CP就是控制点,SP可以由CP求得:在两端的顶点,CP与SP的值相同,其余的SP都是2个CP的中点。
其实SP的引入思想:DirectX 11由2个shader, 3个shader stage来完成多边形的动态细分。hull shader主要是计算控制点,这里我们先把控制用的点信息都预先计算出来,再在beam的渲染时,用hull shader简单控制细分次数,再使用domain shader来实现贝塞尔平滑细分。就可以做出速度快,效果好的渲染。

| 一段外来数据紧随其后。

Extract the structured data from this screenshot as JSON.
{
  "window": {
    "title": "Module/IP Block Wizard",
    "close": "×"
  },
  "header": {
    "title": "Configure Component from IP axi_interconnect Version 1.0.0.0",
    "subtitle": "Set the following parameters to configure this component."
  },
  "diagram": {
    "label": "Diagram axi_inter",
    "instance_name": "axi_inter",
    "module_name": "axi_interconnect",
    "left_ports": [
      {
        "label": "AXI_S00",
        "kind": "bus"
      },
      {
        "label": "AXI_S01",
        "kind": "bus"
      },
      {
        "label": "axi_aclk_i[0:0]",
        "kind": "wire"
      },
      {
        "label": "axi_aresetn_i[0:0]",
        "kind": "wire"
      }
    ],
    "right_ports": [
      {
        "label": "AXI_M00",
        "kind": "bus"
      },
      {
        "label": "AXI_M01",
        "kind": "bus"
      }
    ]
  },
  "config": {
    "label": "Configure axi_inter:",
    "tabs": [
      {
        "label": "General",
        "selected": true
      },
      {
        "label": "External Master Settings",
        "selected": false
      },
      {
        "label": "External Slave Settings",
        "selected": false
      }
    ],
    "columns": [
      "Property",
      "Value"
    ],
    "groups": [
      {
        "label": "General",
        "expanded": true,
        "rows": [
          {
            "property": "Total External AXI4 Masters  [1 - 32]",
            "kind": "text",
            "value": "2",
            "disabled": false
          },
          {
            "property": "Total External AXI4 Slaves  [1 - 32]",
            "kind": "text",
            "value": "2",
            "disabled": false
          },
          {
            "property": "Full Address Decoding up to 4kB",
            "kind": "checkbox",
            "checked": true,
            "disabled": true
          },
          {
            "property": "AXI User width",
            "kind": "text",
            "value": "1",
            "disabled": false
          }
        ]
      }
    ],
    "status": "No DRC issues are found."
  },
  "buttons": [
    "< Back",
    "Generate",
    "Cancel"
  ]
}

为了进一步提高渲染效率,发挥GPU并行运算的优势,我们将会使用compute shader来计算 CP 与 SP:
#include "PerlinNoise.hlsl"
#define blocksize 512
struct Beam_Vertex
{
float3 vCP;
float3 vSP;
};
cbuffer CB : register( b0 )
{
float3 g_vEyePos : packoffset( c0 );
float g_fWidth : packoffset( c0.w );
matrix g_mWorld : packoffset( c1 );
};
StructuredBuffer<float3> ControlPositions : register(t0);
RWStructuredBuffer<float3> PerlinSeeds: register(u0);
RWStructuredBuffer<Beam_Vertex> BeamVertexBuffer : register(u1);
#ifdef FACE_TO_CAMERA
groupshared float3 sharedCP[256];
#endif
groupshared float3 sharedVB[512];
float3 noise3(float3 input)
{
float3 output;
output.x = PerlinNoise(input.x);
output.y = PerlinNoise(input.y);
output.z = PerlinNoise(input.z);
return output;
}
[numthreads(blocksize, 1, 1)]
void CSMain( uint3 DTid : SV_DispatchThreadID )
{
int VBid = DTid.x * 2;
#ifdef FACE_TO_CAMERA
// load ControlPoints
float3 vPos = ControlPositions[DTid.x] + noise3(PerlinSeeds[DTid.x]);
sharedCP[DTid.x] = mul( float4(vPos,1), g_mWorld ).xyz;
PerlinSeeds[DTid.x] += float3(0.0135,0.0135,0.0135);
GroupMemoryBarrierWithGroupSync();
//
float3 vEyeDir = g_vEyePos - sharedCP[DTid.x];
float3 vFaceNormal = sharedCP[DTid.x-1] - sharedCP[DTid.x+1];
float3 vDir = normalize(cross(vEyeDir, vFaceNormal));
// calc sharedVB
sharedVB[VBid] = sharedCP[DTid.x] + vDir * g_fWidth;
sharedVB[VBid+1] = sharedCP[DTid.x] - vDir * g_fWidth;
#else
float fWidth = g_fWidth * 3.0f;
float3 vPos = mul( float4(ControlPositions[DTid.x],1), g_mWorld ).xyz;
float3 seed = PerlinSeeds[DTid.x];
sharedVB[VBid] = vPos + fWidth * noise3(seed);
seed += float3(123.0f,123.0f,123.f);
sharedVB[VBid+1] = vPos + fWidth * noise3(seed);
PerlinSeeds[DTid.x] += float3( 0.035, 0.035, 0.035 );
#endif
GroupMemoryBarrierWithGroupSync();
// Cacl SP
if (DTid.x % 2 == 0)
{
BeamVertexBuffer[VBid].vSP = lerp(sharedVB[VBid-2],sharedVB[VBid],0.5);
BeamVertexBuffer[VBid+1].vSP = lerp(sharedVB[VBid-1],sharedVB[VBid+1],0.5);
}
else
{
BeamVertexBuffer[VBid].vSP = lerp(sharedVB[VBid+2],sharedVB[VBid],0.5);
BeamVertexBuffer[VBid+1].vSP = lerp(sharedVB[VBid+3],sharedVB[VBid+1],0.5);
}
GroupMemoryBarrierWithGroupSync();
BeamVertexBuffer[VBid].vCP = sharedVB[VBid];
BeamVertexBuffer[VBid+1].vCP = sharedVB[VBid+1];
}
注意,这是HLSL代码
代码我没有用注释的原因,因为我觉得可以不写注释的代码,就不必多此一举,毕竟从命名也可以理解其含义。
这段HLSL代码比较难上手,因为其中涉及的其他算法,但这都不是什么高深的学问。理解GPU的构造,有良好的图形基础,多思考,攻破也不是难事。